Did Richard III kill the Two Princes?
In a 2020 poll conducted by the BBC History magazine, the crown for the greatest historical mystery was given to the disappearance or murder of the princes in the Tower of London in 1483. The general belief was that the Duke of Gloucester, soon to be Richard III, murdered the two princes, Edward V, aged 12. and his brother Richard of Shrewsbury, Duke of York, aged nine.
The basic facts are clear if complex. In 1483 King Edward IV died unexpectedly, leaving his brother Richard, Duke of Gloucester, as Lord Protector. Edward’s two sons were due to inherit the throne, but the marriage of their parents was declared invalid and the children were thus barred from getting the throne. Instead, the two boys were locked in the Tower, and never seen again, by their uncle who was crowned King Richard III at Westminster Abbey.
In 1485 Henry Tudor, who had been in exile in Brittany and France, invaded Britain with an army of 5,000 and flying the Welsh flag of the red dragon. He fought and beat the force of 8,000 of King Richard at Bosworth field in Leicestershire. Richard was killed in the battle, the last king of England to die on the battlefield, the last king of the House of York, and the last of the Plantagenet dynasty. This battle ended the bloody dynastic Wars of the Roses over control of the British throne. Henry Tudor, whose legal claim to the throne was weak, became Henry VII, king by “right of conquest,” and united the two houses, the White Rose of York and the Red of Lancaster by marriage to the daughter of the former Queen Elizabeth.
The image of Richard III has largely been popularized by Shakespeare, who portrays him as a ruthless villain, “one determined to prove a villain,” though one of wit and courage. Incorrect views have been passed on as fanciful history, the fabrication of Tudor propaganda and the writings of Thomas More and Holinshed’s Chronicles. Starting with the 1951 crime novel The Daughter of Time by Josephine Tey, attempts have been made to refute the allegation Richard III was a murderer or he was a deformed hunchback, and to rehabilitate him as a ruler who was concerned with peace, stability, and order, and that he had blue eyes and fair hair.

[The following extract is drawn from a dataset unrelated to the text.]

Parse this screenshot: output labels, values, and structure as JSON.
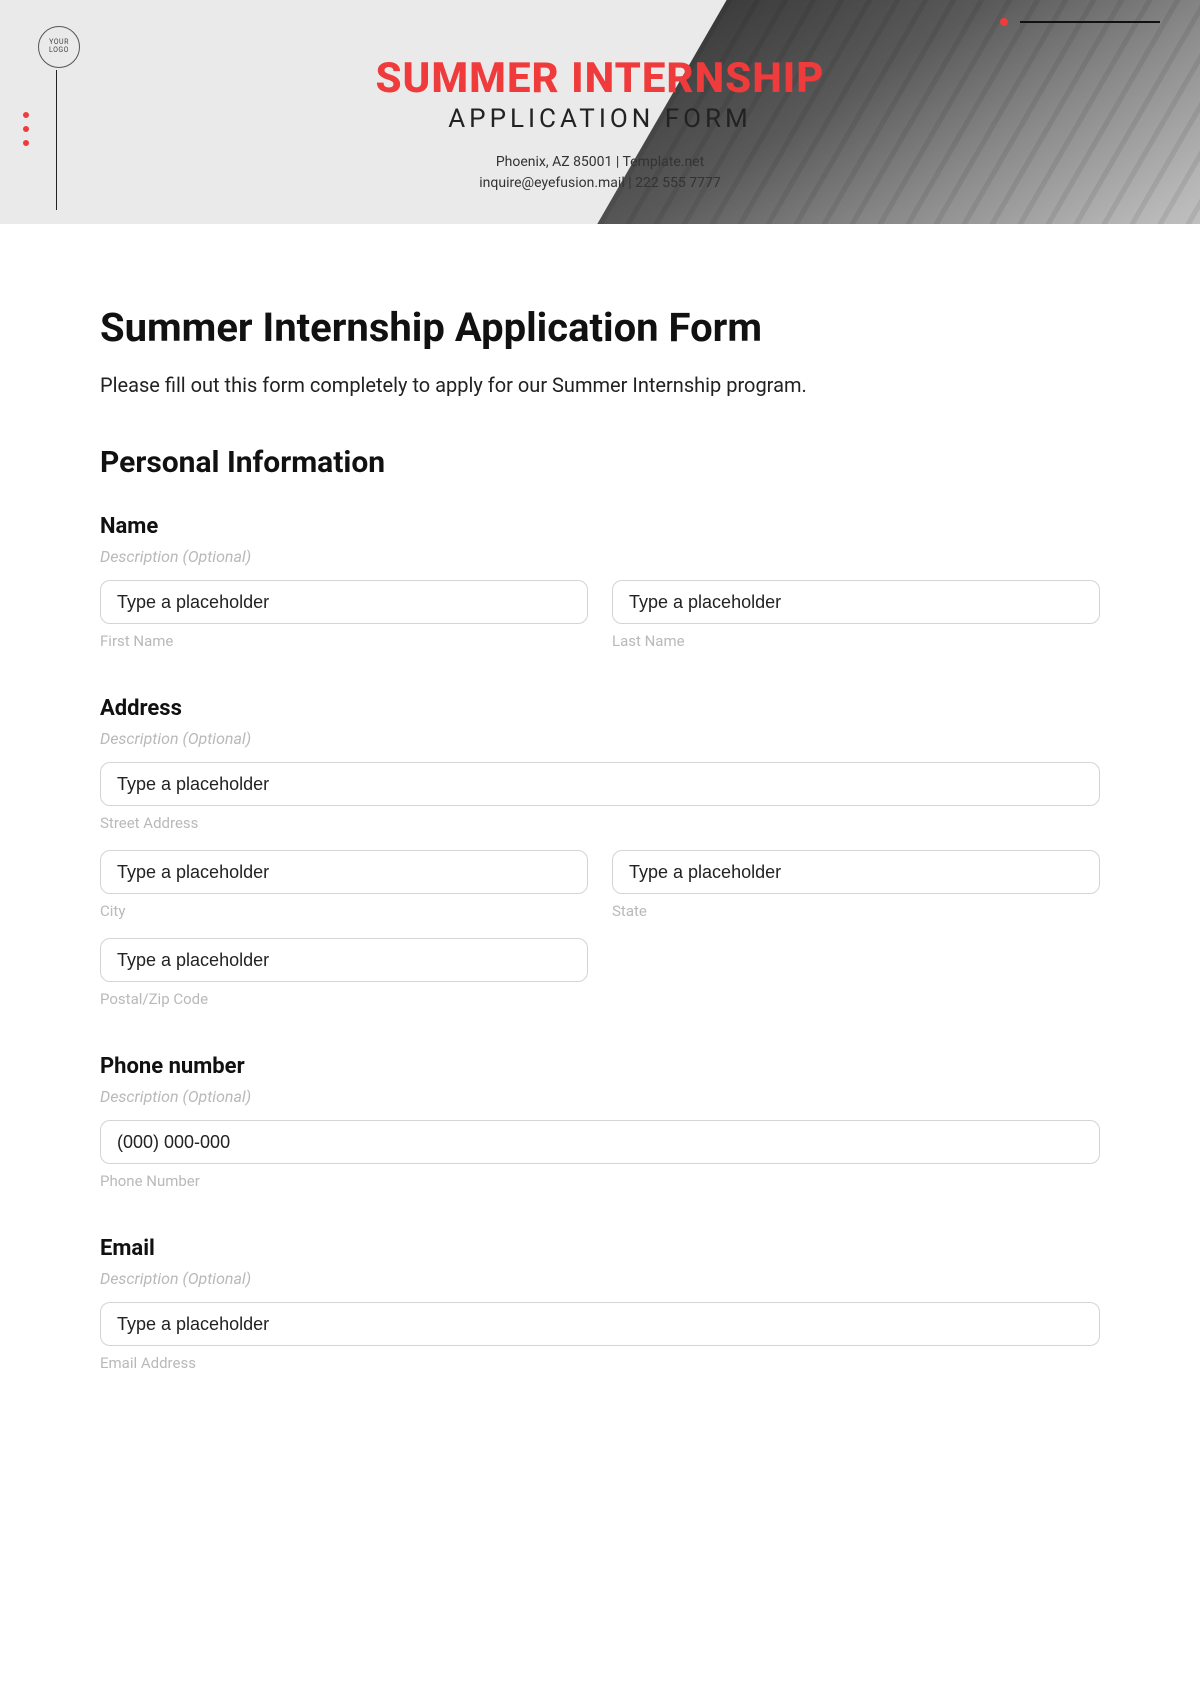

The body of Richard III was buried without ceremony in a church in the Franciscan Greyfriars friary in Leicester, which was later destroyed. The historian Philippa Langley headed a team in Leicester in August 2012 that was looking for Richard and uncovered a skeleton with spinal curvature under a car park on the site of a church of Greyfriars parish, and concluded through DNA analysis that they were the remains of Richard III. The skeleton showing the person had suffered scoliosis of the spine, which would have made one of his shoulders slightly higher than the other. It was identified as the result of radiocarbon dating, and comparison with the DNA of descendants of his sister, Anne. After the remains of the body were found, disputes arose over how to rebury a king. Finally, the high court agreed that reinternment of the body should be in Leicester Cathedral.
No conclusive evidence of the bodies of the two princes has ever been found, though suggestions have been made. In 1674 two small skeletons were found in the Tower of London, and two others were found in 1789 in the chapel in Windsor Castle, but these have not been identified as remains of the princes.
In December 2021 Langley organized a research team, a Missing Princes Project, that concluded it had uncovered what it believed are clues to the survival of one of the princes, Edward, who would have become King Edward V, in the village of Coldridge in Devon. The team followed a paper trail including medieval documents that led them to this small town Coldridge, where the local church has royal Yorkish symbols carved in the walls.
For centuries, Richard III has been suspected, though never formally accused, of murdering the two boys to seize the throne for himself, though other suspects have been nominated: Margaret Beaufort, mother of Henry VII, who had a disputed claim to the throne; Henry himself; Henry Stafford, Duke of Buckingham; and Sir James Tyrrell, the English knight who confessed to the murders. Now comes the assertion that the princes were never killed, and that at least one of them may have been allowed to live under a false name.
The new alleged discovery is that the former Queen, Elizabeth Woodville, mother of Edward, the heir to the throne, reached an agreement with King Richard to allow her 12-year-old son Edward to leave the Tower, to travel south and live in a farm a secluded life under an alias “John Evans,” in the rural village of Coldridge where he built a chantry at the local church.
These new allegations are reminiscent of the story of Dan Brown’s The Da Vinci Code, presenting a series of clues about a conspiracy relating to the possibility of a secret marriage of Jesus and Mary Magdalene, and as a byproduct that the Merovingian kings of France are descended from their offspring. Like the character in Brown’s book, the Richard team followed a paper trail including secret symbols and medieval documents, one that led them to Coldridge. Evidence includes a rare portrait in the Coldridge church. This is claimed to be one of Edward, and is like an effigy of John Evans with a scar on his chin. This effigy is similar to a face in a stained-glass window that depicts Edward V holding a royal crown. Were clues left in the church for future generations to find?
The debate on the fate of the two princes and the true nature of Richard III continues.